Le sterminate periferie dove vivono i poveri sono nel cuore di Francesco che pone in cima ai suoi interessi la giustizia, la necessità di attenzione, l’impegno per la loro dignità. Ma essi anche ci insegnano a guardare, a vedere perché gli uomini, privi della cupidigia delle cose, riescono più facilmente a stupirsi della bellezza del creato e della terra che ci nutre. La povertà è un ingiustizia, farsi poveri è una virtù che libera lo sguardo e mostra la natura come luogo da rispettare ed amare e non come cosa da usare fino al suo esaurimento. Da questa cultura nasce l’Enciclica Laudato Sì.  Gli ultimi, per quanto sofferenti, godono di una fede più autentica, non gli uomini di potere ma il Popolo può cambiare il corso degli eventi. Certo queste sue convinzioni poggiano su principi storici di pensiero: sono presenti nella impostazione culturale di Francesco, oltre alla presenza dei valori evangelici, anche la tradizione europea che ha sottolineato la fondamentale attenzione alla persona (mi riferisco in particolare al cattolicesimo democratico che ha trovato in Maritain un convinto sostenitore). Tuttavia, occorre anche dire che è nella carne degli uomini e delle donne che le ideologie verificano la loro veridicità, la centralità dell’iniziativa popolare rimane l’unica certezza delle vere trasformazioni sociali. Qui si avverte la differenza dalla tradizione  democratica europea tutta costruita sui corpi sociali  intermedi, sulla forza delle Istituzioni e sui grandi partiti di massa. Tradizione, un tempo fiorente, ma oggi in evidente profondissima crisi. 

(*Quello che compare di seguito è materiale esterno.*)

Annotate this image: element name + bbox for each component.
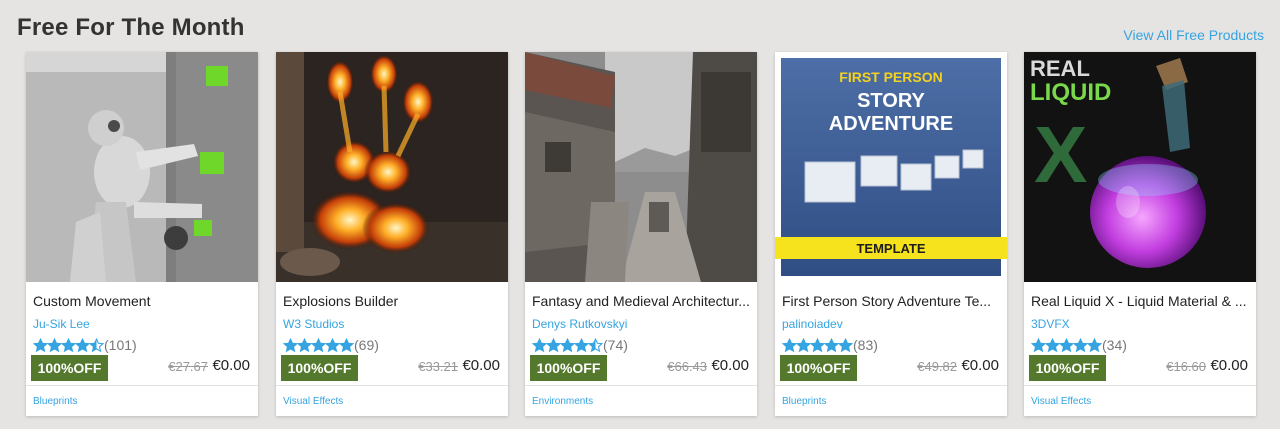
star-icon xyxy=(311,337,326,352)
sale-price: €0.00 xyxy=(212,357,250,374)
original-price: €49.82 xyxy=(917,359,957,374)
rating: (83) xyxy=(782,336,878,354)
original-price: €16.60 xyxy=(1166,359,1206,374)
seller-link[interactable]: Ju-Sik Lee xyxy=(33,317,90,331)
thumb-line2: STORY xyxy=(857,90,925,112)
product-thumbnail[interactable] xyxy=(276,52,508,282)
star-icon xyxy=(1031,337,1046,352)
story-adventure-thumbnail-image: FIRST PERSON STORY ADVENTURE TEMPLATE xyxy=(775,52,1007,282)
explosions-thumbnail-image xyxy=(276,52,508,282)
star-icon xyxy=(1045,337,1060,352)
product-card[interactable]: Fantasy and Medieval Architectur... Deny… xyxy=(525,52,757,416)
rating-count: (34) xyxy=(1102,337,1127,353)
category-link[interactable]: Blueprints xyxy=(782,396,826,407)
category-link[interactable]: Visual Effects xyxy=(283,396,343,407)
star-icon xyxy=(782,337,797,352)
star-icon xyxy=(532,337,547,352)
real-liquid-thumbnail-image: REAL LIQUID X xyxy=(1024,52,1256,282)
thumb-banner: TEMPLATE xyxy=(856,241,925,256)
star-icon xyxy=(824,337,839,352)
rating: (69) xyxy=(283,336,379,354)
product-title[interactable]: Real Liquid X - Liquid Material & ... xyxy=(1031,293,1249,309)
star-icon xyxy=(810,337,825,352)
category-link[interactable]: Visual Effects xyxy=(1031,396,1091,407)
divider xyxy=(26,385,258,386)
thumb-line3: ADVENTURE xyxy=(829,113,953,135)
discount-badge: 100%OFF xyxy=(281,355,358,381)
rating: (34) xyxy=(1031,336,1127,354)
section-title: Free For The Month xyxy=(17,14,245,41)
product-card[interactable]: Explosions Builder W3 Studios (69) 100%O… xyxy=(276,52,508,416)
star-icon xyxy=(588,337,603,352)
star-icon xyxy=(1087,337,1102,352)
star-icon xyxy=(546,337,561,352)
star-rating xyxy=(782,337,853,353)
product-card[interactable]: Custom Movement Ju-Sik Lee (101) 100%OFF… xyxy=(26,52,258,416)
product-title[interactable]: First Person Story Adventure Te... xyxy=(782,293,1000,309)
star-icon xyxy=(61,337,76,352)
star-icon xyxy=(1073,337,1088,352)
sale-price: €0.00 xyxy=(1210,357,1248,374)
divider xyxy=(775,385,1007,386)
category-link[interactable]: Environments xyxy=(532,396,593,407)
category-link[interactable]: Blueprints xyxy=(33,396,77,407)
seller-link[interactable]: Denys Rutkovskyi xyxy=(532,317,627,331)
discount-badge: 100%OFF xyxy=(1029,355,1106,381)
thumb-line1: FIRST PERSON xyxy=(839,69,942,85)
star-icon xyxy=(75,337,90,352)
rating: (74) xyxy=(532,336,628,354)
product-card[interactable]: FIRST PERSON STORY ADVENTURE TEMPLATE Fi… xyxy=(775,52,1007,416)
sale-price: €0.00 xyxy=(462,357,500,374)
star-rating xyxy=(532,337,603,353)
star-icon xyxy=(560,337,575,352)
star-icon xyxy=(574,337,589,352)
custom-movement-thumbnail-image xyxy=(26,52,258,282)
product-title[interactable]: Fantasy and Medieval Architectur... xyxy=(532,293,750,309)
thumb-line1: REAL xyxy=(1030,56,1090,81)
sale-price: €0.00 xyxy=(711,357,749,374)
product-thumbnail[interactable] xyxy=(26,52,258,282)
star-icon xyxy=(796,337,811,352)
star-rating xyxy=(1031,337,1102,353)
star-rating xyxy=(283,337,354,353)
star-icon xyxy=(1059,337,1074,352)
rating: (101) xyxy=(33,336,137,354)
thumb-line2: LIQUID xyxy=(1030,79,1111,106)
original-price: €27.67 xyxy=(168,359,208,374)
discount-badge: 100%OFF xyxy=(530,355,607,381)
star-icon xyxy=(339,337,354,352)
original-price: €33.21 xyxy=(418,359,458,374)
rating-count: (101) xyxy=(104,337,137,353)
star-icon xyxy=(47,337,62,352)
thumb-line3: X xyxy=(1034,110,1087,199)
seller-link[interactable]: palinoiadev xyxy=(782,317,843,331)
divider xyxy=(525,385,757,386)
sale-price: €0.00 xyxy=(961,357,999,374)
star-icon xyxy=(297,337,312,352)
product-thumbnail[interactable]: FIRST PERSON STORY ADVENTURE TEMPLATE xyxy=(775,52,1007,282)
divider xyxy=(1024,385,1256,386)
seller-link[interactable]: W3 Studios xyxy=(283,317,344,331)
product-card[interactable]: REAL LIQUID X Real Liquid X - Liquid Mat… xyxy=(1024,52,1256,416)
view-all-free-products-link[interactable]: View All Free Products xyxy=(1123,27,1264,43)
star-rating xyxy=(33,337,104,353)
product-thumbnail[interactable]: REAL LIQUID X xyxy=(1024,52,1256,282)
star-icon xyxy=(33,337,48,352)
rating-count: (83) xyxy=(853,337,878,353)
divider xyxy=(276,385,508,386)
original-price: €66.43 xyxy=(667,359,707,374)
star-icon xyxy=(89,337,104,352)
discount-badge: 100%OFF xyxy=(780,355,857,381)
star-icon xyxy=(283,337,298,352)
rating-count: (74) xyxy=(603,337,628,353)
discount-badge: 100%OFF xyxy=(31,355,108,381)
star-icon xyxy=(325,337,340,352)
product-thumbnail[interactable] xyxy=(525,52,757,282)
medieval-architecture-thumbnail-image xyxy=(525,52,757,282)
rating-count: (69) xyxy=(354,337,379,353)
product-title[interactable]: Explosions Builder xyxy=(283,293,501,309)
product-title[interactable]: Custom Movement xyxy=(33,293,251,309)
star-icon xyxy=(838,337,853,352)
seller-link[interactable]: 3DVFX xyxy=(1031,317,1070,331)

A mio modo di vedere la crisi della centralità europea è anche qui, in questa grande lezione del papa  che viene “dalla fine del mondo” per dirci che tutto deve cambiare, ma dobbiamo lavorare tutti perché questo passaggio cruciale, questo mutamento degli equilibri geopolitici che si esprime per ora in guerre sanguinose, migrazioni e sofferenze, possa essere rivolto verso  la vita e non verso  la morte.